For health system leaders, the rankings expose two very different operational realities. Metro hubs in Texas and Illinois are built for scale, but quality varies sharply across facilities, putting pressure on hospitals to defend their CMS star ratings.
Smaller systems in Wisconsin, Pennsylvania and Delaware have built reputations on quality, but face capacity constraints as retiree populations grow.
Why underserved markets are the real story
The cities that didn’t make the list tell a more urgent story. The Commonwealth Fund’s 2025 State Scorecard on Medicare Performance found that some states “struggle with delays, administrative hurdles, and less consistent support” — meaning retirees in those regions face longer waits, fewer providers and weaker care coordination.
Rural hospitals, in particular, are closing at accelerating rates, leaving entire counties without nearby acute care.
“As healthcare needs grow in retirement, choosing a city with strong medical infrastructure can mean shorter waits, more options, and better care,” the analysis stated.

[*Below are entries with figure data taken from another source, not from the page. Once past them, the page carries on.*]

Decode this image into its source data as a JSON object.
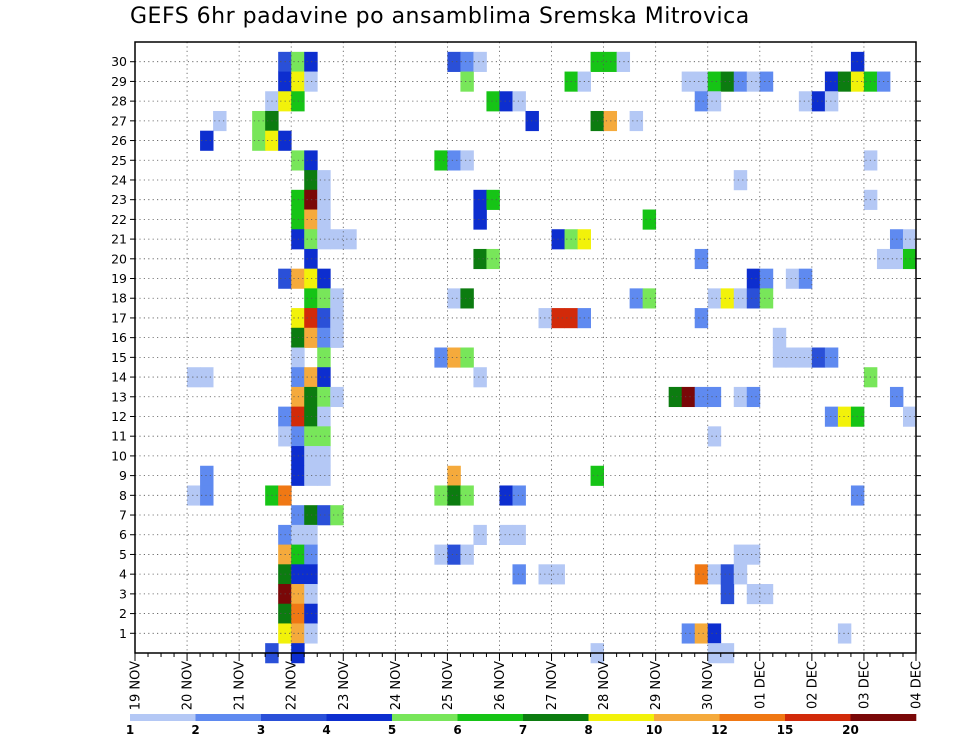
{
  "chart_data": {
    "type": "heatmap",
    "title": "GEFS 6hr padavine po ansamblima Sremska Mitrovica",
    "x_labels": [
      "19 NOV",
      "20 NOV",
      "21 NOV",
      "22 NOV",
      "23 NOV",
      "24 NOV",
      "25 NOV",
      "26 NOV",
      "27 NOV",
      "28 NOV",
      "29 NOV",
      "30 NOV",
      "01 DEC",
      "02 DEC",
      "03 DEC",
      "04 DEC"
    ],
    "y_labels": [
      "1",
      "2",
      "3",
      "4",
      "5",
      "6",
      "7",
      "8",
      "9",
      "10",
      "11",
      "12",
      "13",
      "14",
      "15",
      "16",
      "17",
      "18",
      "19",
      "20",
      "21",
      "22",
      "23",
      "24",
      "25",
      "26",
      "27",
      "28",
      "29",
      "30"
    ],
    "x_range": [
      "19 NOV 00",
      "04 DEC 00"
    ],
    "time_step_hours": 6,
    "members": 30,
    "grid": "dotted",
    "colorbar": {
      "position": "bottom",
      "labels": [
        "1",
        "2",
        "3",
        "4",
        "5",
        "6",
        "7",
        "8",
        "10",
        "12",
        "15",
        "20"
      ],
      "colors": [
        "#b4c8f5",
        "#5f8af0",
        "#2a50d8",
        "#0d2ecf",
        "#78e65a",
        "#16c416",
        "#0c7c10",
        "#f2f20a",
        "#f5aa3c",
        "#f07814",
        "#d22a0a",
        "#7a0808"
      ]
    },
    "cells": [
      [
        "30",
        "21 NOV 18",
        3
      ],
      [
        "30",
        "22 NOV 00",
        5
      ],
      [
        "30",
        "22 NOV 06",
        4
      ],
      [
        "30",
        "25 NOV 00",
        3
      ],
      [
        "30",
        "25 NOV 06",
        2
      ],
      [
        "30",
        "25 NOV 12",
        1
      ],
      [
        "30",
        "27 NOV 18",
        6
      ],
      [
        "30",
        "28 NOV 00",
        6
      ],
      [
        "30",
        "28 NOV 06",
        1
      ],
      [
        "30",
        "02 DEC 18",
        4
      ],
      [
        "29",
        "21 NOV 18",
        4
      ],
      [
        "29",
        "22 NOV 00",
        8
      ],
      [
        "29",
        "22 NOV 06",
        1
      ],
      [
        "29",
        "25 NOV 06",
        5
      ],
      [
        "29",
        "27 NOV 06",
        6
      ],
      [
        "29",
        "27 NOV 12",
        1
      ],
      [
        "29",
        "29 NOV 12",
        1
      ],
      [
        "29",
        "29 NOV 18",
        1
      ],
      [
        "29",
        "30 NOV 00",
        6
      ],
      [
        "29",
        "30 NOV 06",
        7
      ],
      [
        "29",
        "30 NOV 12",
        2
      ],
      [
        "29",
        "30 NOV 18",
        1
      ],
      [
        "29",
        "01 DEC 00",
        2
      ],
      [
        "29",
        "02 DEC 06",
        4
      ],
      [
        "29",
        "02 DEC 12",
        7
      ],
      [
        "29",
        "02 DEC 18",
        8
      ],
      [
        "29",
        "03 DEC 00",
        6
      ],
      [
        "29",
        "03 DEC 06",
        2
      ],
      [
        "28",
        "21 NOV 12",
        1
      ],
      [
        "28",
        "21 NOV 18",
        8
      ],
      [
        "28",
        "22 NOV 00",
        6
      ],
      [
        "28",
        "25 NOV 18",
        6
      ],
      [
        "28",
        "26 NOV 00",
        4
      ],
      [
        "28",
        "26 NOV 06",
        1
      ],
      [
        "28",
        "29 NOV 18",
        2
      ],
      [
        "28",
        "30 NOV 00",
        1
      ],
      [
        "28",
        "01 DEC 18",
        1
      ],
      [
        "28",
        "02 DEC 00",
        4
      ],
      [
        "28",
        "02 DEC 06",
        1
      ],
      [
        "27",
        "20 NOV 12",
        1
      ],
      [
        "27",
        "21 NOV 06",
        5
      ],
      [
        "27",
        "21 NOV 12",
        7
      ],
      [
        "27",
        "26 NOV 12",
        4
      ],
      [
        "27",
        "27 NOV 18",
        7
      ],
      [
        "27",
        "28 NOV 00",
        10
      ],
      [
        "27",
        "28 NOV 12",
        1
      ],
      [
        "26",
        "20 NOV 06",
        4
      ],
      [
        "26",
        "21 NOV 06",
        5
      ],
      [
        "26",
        "21 NOV 12",
        8
      ],
      [
        "26",
        "21 NOV 18",
        4
      ],
      [
        "25",
        "22 NOV 00",
        5
      ],
      [
        "25",
        "22 NOV 06",
        4
      ],
      [
        "25",
        "24 NOV 18",
        6
      ],
      [
        "25",
        "25 NOV 00",
        2
      ],
      [
        "25",
        "25 NOV 06",
        1
      ],
      [
        "25",
        "03 DEC 00",
        1
      ],
      [
        "24",
        "22 NOV 06",
        7
      ],
      [
        "24",
        "22 NOV 12",
        1
      ],
      [
        "24",
        "30 NOV 12",
        1
      ],
      [
        "23",
        "22 NOV 00",
        6
      ],
      [
        "23",
        "22 NOV 06",
        20
      ],
      [
        "23",
        "22 NOV 12",
        1
      ],
      [
        "23",
        "25 NOV 12",
        4
      ],
      [
        "23",
        "25 NOV 18",
        6
      ],
      [
        "23",
        "03 DEC 00",
        1
      ],
      [
        "22",
        "22 NOV 00",
        6
      ],
      [
        "22",
        "22 NOV 06",
        10
      ],
      [
        "22",
        "22 NOV 12",
        1
      ],
      [
        "22",
        "25 NOV 12",
        4
      ],
      [
        "22",
        "28 NOV 18",
        6
      ],
      [
        "21",
        "22 NOV 00",
        4
      ],
      [
        "21",
        "22 NOV 06",
        5
      ],
      [
        "21",
        "22 NOV 12",
        1
      ],
      [
        "21",
        "22 NOV 18",
        1
      ],
      [
        "21",
        "23 NOV 00",
        1
      ],
      [
        "21",
        "27 NOV 00",
        4
      ],
      [
        "21",
        "27 NOV 06",
        5
      ],
      [
        "21",
        "27 NOV 12",
        8
      ],
      [
        "21",
        "03 DEC 12",
        2
      ],
      [
        "21",
        "03 DEC 18",
        1
      ],
      [
        "20",
        "22 NOV 06",
        4
      ],
      [
        "20",
        "25 NOV 12",
        7
      ],
      [
        "20",
        "25 NOV 18",
        5
      ],
      [
        "20",
        "29 NOV 18",
        2
      ],
      [
        "20",
        "03 DEC 06",
        1
      ],
      [
        "20",
        "03 DEC 12",
        1
      ],
      [
        "20",
        "03 DEC 18",
        6
      ],
      [
        "19",
        "21 NOV 18",
        3
      ],
      [
        "19",
        "22 NOV 00",
        10
      ],
      [
        "19",
        "22 NOV 06",
        8
      ],
      [
        "19",
        "22 NOV 12",
        4
      ],
      [
        "19",
        "30 NOV 18",
        4
      ],
      [
        "19",
        "01 DEC 00",
        2
      ],
      [
        "19",
        "01 DEC 12",
        1
      ],
      [
        "19",
        "01 DEC 18",
        2
      ],
      [
        "18",
        "22 NOV 06",
        6
      ],
      [
        "18",
        "22 NOV 12",
        5
      ],
      [
        "18",
        "22 NOV 18",
        1
      ],
      [
        "18",
        "25 NOV 00",
        1
      ],
      [
        "18",
        "25 NOV 06",
        7
      ],
      [
        "18",
        "28 NOV 12",
        2
      ],
      [
        "18",
        "28 NOV 18",
        5
      ],
      [
        "18",
        "30 NOV 00",
        1
      ],
      [
        "18",
        "30 NOV 06",
        8
      ],
      [
        "18",
        "30 NOV 12",
        1
      ],
      [
        "18",
        "30 NOV 18",
        3
      ],
      [
        "18",
        "01 DEC 00",
        5
      ],
      [
        "17",
        "22 NOV 00",
        8
      ],
      [
        "17",
        "22 NOV 06",
        15
      ],
      [
        "17",
        "22 NOV 12",
        3
      ],
      [
        "17",
        "22 NOV 18",
        1
      ],
      [
        "17",
        "26 NOV 18",
        1
      ],
      [
        "17",
        "27 NOV 00",
        15
      ],
      [
        "17",
        "27 NOV 06",
        15
      ],
      [
        "17",
        "27 NOV 12",
        2
      ],
      [
        "17",
        "29 NOV 18",
        2
      ],
      [
        "16",
        "22 NOV 00",
        7
      ],
      [
        "16",
        "22 NOV 06",
        10
      ],
      [
        "16",
        "22 NOV 12",
        2
      ],
      [
        "16",
        "22 NOV 18",
        1
      ],
      [
        "16",
        "01 DEC 06",
        1
      ],
      [
        "15",
        "22 NOV 00",
        1
      ],
      [
        "15",
        "22 NOV 12",
        5
      ],
      [
        "15",
        "24 NOV 18",
        2
      ],
      [
        "15",
        "25 NOV 00",
        10
      ],
      [
        "15",
        "25 NOV 06",
        5
      ],
      [
        "15",
        "01 DEC 06",
        1
      ],
      [
        "15",
        "01 DEC 12",
        1
      ],
      [
        "15",
        "01 DEC 18",
        1
      ],
      [
        "15",
        "02 DEC 00",
        3
      ],
      [
        "15",
        "02 DEC 06",
        2
      ],
      [
        "14",
        "20 NOV 00",
        1
      ],
      [
        "14",
        "20 NOV 06",
        1
      ],
      [
        "14",
        "22 NOV 00",
        2
      ],
      [
        "14",
        "22 NOV 06",
        10
      ],
      [
        "14",
        "22 NOV 12",
        4
      ],
      [
        "14",
        "25 NOV 12",
        1
      ],
      [
        "14",
        "03 DEC 00",
        5
      ],
      [
        "13",
        "22 NOV 00",
        10
      ],
      [
        "13",
        "22 NOV 06",
        7
      ],
      [
        "13",
        "22 NOV 12",
        5
      ],
      [
        "13",
        "22 NOV 18",
        1
      ],
      [
        "13",
        "29 NOV 06",
        7
      ],
      [
        "13",
        "29 NOV 12",
        20
      ],
      [
        "13",
        "29 NOV 18",
        2
      ],
      [
        "13",
        "30 NOV 00",
        2
      ],
      [
        "13",
        "30 NOV 12",
        1
      ],
      [
        "13",
        "30 NOV 18",
        2
      ],
      [
        "13",
        "03 DEC 12",
        2
      ],
      [
        "12",
        "21 NOV 18",
        2
      ],
      [
        "12",
        "22 NOV 00",
        15
      ],
      [
        "12",
        "22 NOV 06",
        7
      ],
      [
        "12",
        "22 NOV 12",
        1
      ],
      [
        "12",
        "02 DEC 06",
        2
      ],
      [
        "12",
        "02 DEC 12",
        8
      ],
      [
        "12",
        "02 DEC 18",
        6
      ],
      [
        "12",
        "03 DEC 18",
        1
      ],
      [
        "11",
        "21 NOV 18",
        1
      ],
      [
        "11",
        "22 NOV 00",
        2
      ],
      [
        "11",
        "22 NOV 06",
        5
      ],
      [
        "11",
        "22 NOV 12",
        5
      ],
      [
        "11",
        "30 NOV 00",
        1
      ],
      [
        "10",
        "22 NOV 00",
        4
      ],
      [
        "10",
        "22 NOV 06",
        1
      ],
      [
        "10",
        "22 NOV 12",
        1
      ],
      [
        "9",
        "20 NOV 06",
        2
      ],
      [
        "9",
        "22 NOV 00",
        4
      ],
      [
        "9",
        "22 NOV 06",
        1
      ],
      [
        "9",
        "22 NOV 12",
        1
      ],
      [
        "9",
        "25 NOV 00",
        10
      ],
      [
        "9",
        "27 NOV 18",
        6
      ],
      [
        "8",
        "20 NOV 00",
        1
      ],
      [
        "8",
        "20 NOV 06",
        2
      ],
      [
        "8",
        "21 NOV 12",
        6
      ],
      [
        "8",
        "21 NOV 18",
        12
      ],
      [
        "8",
        "24 NOV 18",
        5
      ],
      [
        "8",
        "25 NOV 00",
        7
      ],
      [
        "8",
        "25 NOV 06",
        5
      ],
      [
        "8",
        "26 NOV 00",
        4
      ],
      [
        "8",
        "26 NOV 06",
        2
      ],
      [
        "8",
        "02 DEC 18",
        2
      ],
      [
        "7",
        "22 NOV 00",
        2
      ],
      [
        "7",
        "22 NOV 06",
        7
      ],
      [
        "7",
        "22 NOV 12",
        3
      ],
      [
        "7",
        "22 NOV 18",
        5
      ],
      [
        "6",
        "21 NOV 18",
        2
      ],
      [
        "6",
        "22 NOV 00",
        1
      ],
      [
        "6",
        "22 NOV 06",
        1
      ],
      [
        "6",
        "25 NOV 12",
        1
      ],
      [
        "6",
        "26 NOV 00",
        1
      ],
      [
        "6",
        "26 NOV 06",
        1
      ],
      [
        "5",
        "21 NOV 18",
        10
      ],
      [
        "5",
        "22 NOV 00",
        6
      ],
      [
        "5",
        "22 NOV 06",
        2
      ],
      [
        "5",
        "24 NOV 18",
        1
      ],
      [
        "5",
        "25 NOV 00",
        3
      ],
      [
        "5",
        "25 NOV 06",
        1
      ],
      [
        "5",
        "30 NOV 12",
        1
      ],
      [
        "5",
        "30 NOV 18",
        1
      ],
      [
        "4",
        "21 NOV 18",
        7
      ],
      [
        "4",
        "22 NOV 00",
        4
      ],
      [
        "4",
        "22 NOV 06",
        4
      ],
      [
        "4",
        "26 NOV 06",
        2
      ],
      [
        "4",
        "26 NOV 18",
        1
      ],
      [
        "4",
        "27 NOV 00",
        1
      ],
      [
        "4",
        "29 NOV 18",
        12
      ],
      [
        "4",
        "30 NOV 00",
        1
      ],
      [
        "4",
        "30 NOV 06",
        3
      ],
      [
        "4",
        "30 NOV 12",
        1
      ],
      [
        "3",
        "21 NOV 18",
        20
      ],
      [
        "3",
        "22 NOV 00",
        10
      ],
      [
        "3",
        "22 NOV 06",
        1
      ],
      [
        "3",
        "30 NOV 06",
        3
      ],
      [
        "3",
        "30 NOV 18",
        1
      ],
      [
        "3",
        "01 DEC 00",
        1
      ],
      [
        "2",
        "21 NOV 18",
        7
      ],
      [
        "2",
        "22 NOV 00",
        12
      ],
      [
        "2",
        "22 NOV 06",
        4
      ],
      [
        "1",
        "21 NOV 18",
        8
      ],
      [
        "1",
        "22 NOV 00",
        10
      ],
      [
        "1",
        "22 NOV 06",
        1
      ],
      [
        "1",
        "29 NOV 12",
        2
      ],
      [
        "1",
        "29 NOV 18",
        10
      ],
      [
        "1",
        "30 NOV 00",
        4
      ],
      [
        "1",
        "02 DEC 12",
        1
      ],
      [
        "0",
        "21 NOV 12",
        3
      ],
      [
        "0",
        "22 NOV 00",
        4
      ],
      [
        "0",
        "27 NOV 18",
        1
      ],
      [
        "0",
        "30 NOV 00",
        1
      ],
      [
        "0",
        "30 NOV 06",
        1
      ]
    ]
  }
}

For hospitals serving these underserved markets, operational efficiency is no longer a nice-to-have. Many are turning to outsourcing partners to handle revenue cycle management (RCM), medical coding, prior authorization processing, telehealth support and back-office workflows, extending clinical capacity without expensive new hires.
With retiree populations climbing and federal reimbursement tightening, providers in lower-ranked markets that pair lean staffing with the right operational support are the ones keeping their doors open and their care quality competitive.